Funding for a multi-billion dollar new plutonium laboratory at Los Alamos, axed by the U.S. House of Representatives last month, may be restored, at least if members of the Senate Committee on Armed Services have their way.

The committee completed its “markup,” or review, of the National Defense Authorization Act that funds the Department of Defense and the Department of Energy’s national security programs for the next fiscal year on Thursday. The committee wants to restore about $150 million in fiscal 2013 spending for a replacement of the antiquated Chemistry and Materials Research building at Los Alamos National Laboratory.

The Senate committee would also require that the CMR replacement building be operational by 2024 – four years earlier than federal officials have argued will be necessary. Cost of the project would also be capped at $3.7 billion under the committee’s proposal.
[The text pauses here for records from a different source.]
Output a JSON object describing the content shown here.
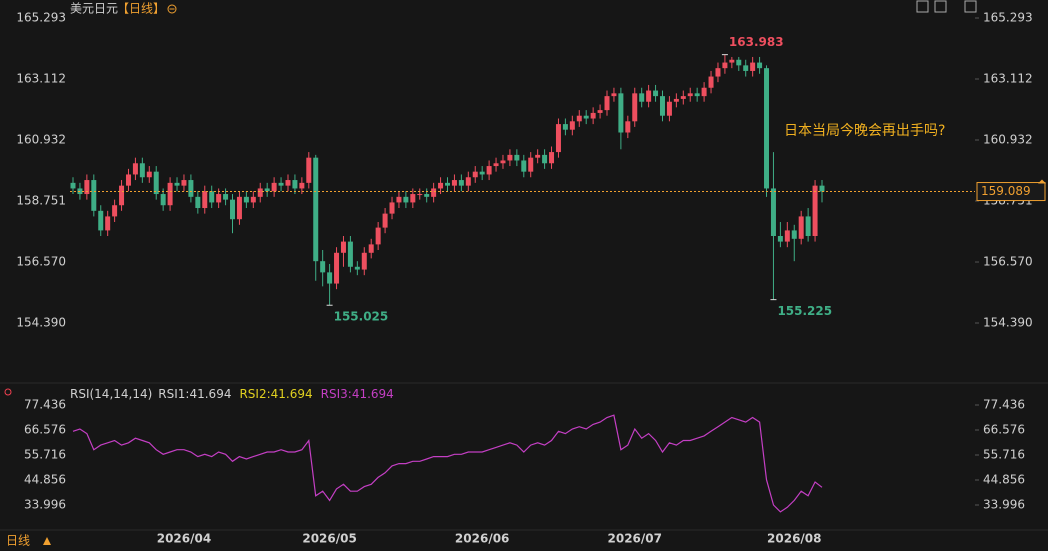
{
  "chart_data": {
    "type": "candlestick",
    "title": "美元日元",
    "period": "【日线】",
    "annotation": "日本当局今晚会再出手吗?",
    "bottom_label": "日线",
    "rsi_labels": {
      "params": "RSI(14,14,14)",
      "rsi1": "RSI1:41.694",
      "rsi2": "RSI2:41.694",
      "rsi3": "RSI3:41.694"
    },
    "up_color": "#ee4f5f",
    "down_color": "#3fae86",
    "price_line_color": "#f0a030",
    "categories": [
      null,
      null,
      null,
      null,
      null,
      null,
      null,
      null,
      null,
      null,
      null,
      null,
      null,
      null,
      null,
      null,
      "2026/04",
      null,
      null,
      null,
      null,
      null,
      null,
      null,
      null,
      null,
      null,
      null,
      null,
      null,
      null,
      null,
      null,
      null,
      null,
      null,
      null,
      "2026/05",
      null,
      null,
      null,
      null,
      null,
      null,
      null,
      null,
      null,
      null,
      null,
      null,
      null,
      null,
      null,
      null,
      null,
      null,
      null,
      null,
      null,
      "2026/06",
      null,
      null,
      null,
      null,
      null,
      null,
      null,
      null,
      null,
      null,
      null,
      null,
      null,
      null,
      null,
      null,
      null,
      null,
      null,
      null,
      null,
      "2026/07",
      null,
      null,
      null,
      null,
      null,
      null,
      null,
      null,
      null,
      null,
      null,
      null,
      null,
      null,
      null,
      null,
      null,
      null,
      null,
      null,
      null,
      null,
      "2026/08",
      null,
      null,
      null,
      null
    ],
    "open": [
      159.4,
      159.2,
      159.0,
      159.5,
      158.4,
      157.7,
      158.2,
      158.6,
      159.3,
      159.7,
      160.1,
      159.6,
      159.8,
      159.0,
      158.6,
      159.4,
      159.3,
      159.5,
      158.9,
      158.5,
      159.1,
      158.7,
      159.0,
      158.8,
      158.1,
      158.9,
      158.7,
      158.9,
      159.2,
      159.1,
      159.4,
      159.3,
      159.5,
      159.2,
      159.4,
      160.3,
      156.6,
      156.2,
      155.8,
      156.9,
      157.3,
      156.4,
      156.3,
      156.9,
      157.2,
      157.8,
      158.3,
      158.7,
      158.9,
      158.7,
      159.0,
      159.0,
      158.9,
      159.2,
      159.4,
      159.3,
      159.5,
      159.3,
      159.6,
      159.8,
      159.7,
      160.0,
      160.1,
      160.2,
      160.4,
      160.2,
      159.8,
      160.3,
      160.4,
      160.1,
      160.5,
      161.5,
      161.3,
      161.6,
      161.8,
      161.7,
      161.9,
      162.0,
      162.5,
      162.6,
      161.2,
      161.6,
      162.6,
      162.3,
      162.7,
      162.5,
      161.8,
      162.3,
      162.4,
      162.5,
      162.6,
      162.5,
      162.8,
      163.2,
      163.5,
      163.7,
      163.8,
      163.6,
      163.4,
      163.7,
      163.5,
      159.2,
      157.5,
      157.3,
      157.7,
      157.4,
      158.2,
      157.5,
      159.3
    ],
    "high": [
      159.6,
      159.4,
      159.7,
      159.7,
      158.6,
      158.4,
      158.8,
      159.5,
      159.9,
      160.3,
      160.3,
      160.0,
      160.0,
      159.2,
      159.6,
      159.6,
      159.7,
      159.7,
      159.1,
      159.3,
      159.3,
      159.2,
      159.2,
      159.0,
      159.1,
      159.1,
      159.1,
      159.4,
      159.4,
      159.6,
      159.6,
      159.7,
      159.7,
      159.6,
      160.5,
      160.4,
      157.0,
      156.5,
      157.1,
      157.5,
      157.5,
      156.6,
      157.1,
      157.4,
      158.0,
      158.5,
      158.9,
      159.1,
      159.1,
      159.2,
      159.2,
      159.2,
      159.4,
      159.6,
      159.6,
      159.7,
      159.7,
      159.8,
      160.0,
      160.0,
      160.2,
      160.3,
      160.4,
      160.6,
      160.6,
      160.4,
      160.5,
      160.6,
      160.6,
      160.7,
      161.7,
      161.7,
      161.8,
      162.0,
      162.0,
      162.1,
      162.2,
      162.7,
      162.8,
      162.8,
      161.8,
      162.8,
      162.8,
      162.9,
      162.9,
      162.7,
      162.5,
      162.6,
      162.7,
      162.8,
      162.8,
      163.0,
      163.4,
      163.7,
      163.983,
      163.9,
      163.9,
      163.8,
      163.9,
      163.9,
      163.6,
      160.5,
      158.0,
      158.0,
      157.9,
      158.4,
      158.5,
      159.5,
      159.5
    ],
    "low": [
      159.0,
      158.8,
      158.8,
      158.2,
      157.5,
      157.5,
      158.0,
      158.4,
      159.1,
      159.5,
      159.4,
      159.4,
      158.8,
      158.4,
      158.4,
      159.1,
      159.1,
      158.7,
      158.3,
      158.3,
      158.5,
      158.5,
      158.6,
      157.6,
      157.9,
      158.5,
      158.5,
      158.7,
      158.9,
      158.9,
      159.1,
      159.1,
      159.0,
      159.0,
      159.2,
      155.9,
      155.7,
      155.025,
      155.6,
      156.4,
      156.2,
      156.1,
      156.1,
      156.7,
      157.0,
      157.6,
      158.1,
      158.5,
      158.5,
      158.5,
      158.8,
      158.7,
      158.7,
      159.0,
      159.1,
      159.1,
      159.1,
      159.1,
      159.4,
      159.5,
      159.5,
      159.8,
      159.9,
      160.0,
      160.0,
      159.6,
      159.6,
      160.1,
      159.9,
      159.9,
      160.3,
      161.1,
      161.1,
      161.4,
      161.5,
      161.5,
      161.7,
      161.8,
      162.3,
      160.6,
      161.0,
      161.4,
      162.1,
      162.1,
      162.3,
      161.6,
      161.6,
      162.1,
      162.2,
      162.3,
      162.3,
      162.3,
      162.6,
      163.0,
      163.3,
      163.5,
      163.4,
      163.2,
      163.2,
      163.3,
      158.9,
      155.225,
      157.1,
      157.1,
      156.6,
      157.2,
      157.3,
      157.3,
      158.7
    ],
    "close": [
      159.2,
      159.0,
      159.5,
      158.4,
      157.7,
      158.2,
      158.6,
      159.3,
      159.7,
      160.1,
      159.6,
      159.8,
      159.0,
      158.6,
      159.4,
      159.3,
      159.5,
      158.9,
      158.5,
      159.1,
      158.7,
      159.0,
      158.8,
      158.1,
      158.9,
      158.7,
      158.9,
      159.2,
      159.1,
      159.4,
      159.3,
      159.5,
      159.2,
      159.4,
      160.3,
      156.6,
      156.2,
      155.8,
      156.9,
      157.3,
      156.4,
      156.3,
      156.9,
      157.2,
      157.8,
      158.3,
      158.7,
      158.9,
      158.7,
      159.0,
      159.0,
      158.9,
      159.2,
      159.4,
      159.3,
      159.5,
      159.3,
      159.6,
      159.8,
      159.7,
      160.0,
      160.1,
      160.2,
      160.4,
      160.2,
      159.8,
      160.3,
      160.4,
      160.1,
      160.5,
      161.5,
      161.3,
      161.6,
      161.8,
      161.7,
      161.9,
      162.0,
      162.5,
      162.6,
      161.2,
      161.6,
      162.6,
      162.3,
      162.7,
      162.5,
      161.8,
      162.3,
      162.4,
      162.5,
      162.6,
      162.5,
      162.8,
      163.2,
      163.5,
      163.7,
      163.8,
      163.6,
      163.4,
      163.7,
      163.5,
      159.2,
      157.5,
      157.3,
      157.7,
      157.4,
      158.2,
      157.5,
      159.3,
      159.089
    ],
    "ylim": [
      154.39,
      165.293
    ],
    "yticks": [
      165.293,
      163.112,
      160.932,
      158.751,
      {
        "value": 156.57,
        "label": "156.570"
      },
      {
        "value": 154.39,
        "label": "154.390"
      }
    ],
    "rsi": {
      "color": "#c43fc4",
      "values": [
        66,
        67,
        65,
        58,
        60,
        61,
        62,
        60,
        61,
        63,
        62,
        61,
        58,
        56,
        57,
        58,
        58,
        57,
        55,
        56,
        55,
        57,
        56,
        53,
        55,
        54,
        55,
        56,
        57,
        57,
        58,
        57,
        57,
        58,
        62,
        38,
        40,
        36,
        41,
        43,
        40,
        40,
        42,
        43,
        46,
        48,
        51,
        52,
        52,
        53,
        53,
        54,
        55,
        55,
        55,
        56,
        56,
        57,
        57,
        57,
        58,
        59,
        60,
        61,
        60,
        57,
        60,
        61,
        60,
        62,
        66,
        65,
        67,
        68,
        67,
        69,
        70,
        72,
        73,
        58,
        60,
        67,
        63,
        65,
        62,
        57,
        61,
        60,
        62,
        62,
        63,
        64,
        66,
        68,
        70,
        72,
        71,
        70,
        72,
        70,
        45,
        34,
        31,
        33,
        36,
        40,
        38,
        44,
        41.694
      ],
      "ylim": [
        33.996,
        77.436
      ],
      "yticks": [
        77.436,
        66.576,
        55.716,
        44.856,
        33.996
      ]
    }
  }
}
A coalition of House Democrats and Republicans in late April agreed to zero out the project, a move that has the support of President Barack Obama.

In House hearings in April, officials representing the National Nuclear Security Administration, the Pentagon and the Department of Energy all testified that the CMR replacement project could be deferred for at least five years. About $450 million has already been spent for project design work.

Greg Mello, of the Los Alamos Study Group, said in a press release Friday that the Senate committee was trying to “second guess the combined wisdom of several agencies” on the subject of the CMR replacement. The contradictory requirements for the project the committee inserted in the appropriations bill are “creating chaos” as well as wasting money, Mello said.

The Study Group has sued to halt the CMR replacement project.

But New Mexico’s ranking Sen. Jeff Bingaman said Friday that “there is no disagreement on the need to make sure LANL remains the nation’s center for plutonium technology and research."

“The Obama administration has said it is committed to ensuring that Los Alamos National Laboratory has a state-of-the-art plutonium facility,” Bingaman said. “There are competing visions in Congress and the administration about us getting on track to replace the aging CMR building.”

The outstanding questions are about timing and cost of the project, Bingaman said. “I will be working with my colleagues on the committees of jurisdiction to ensure the funding is in place to maintain all critical, near-term operations at LANL and for meeting the lab’s long-term needs.”

Despite killing funding for the CMR project, the spending plan that left the House in April would increase nuclear weapons spending by 4 percent in fiscal 2013, with Sandia National Laboratories reaping the most benefit from the increase. Los Alamos, which anticipates budget reductions in next year’s budget, has already cut more than 500 jobs.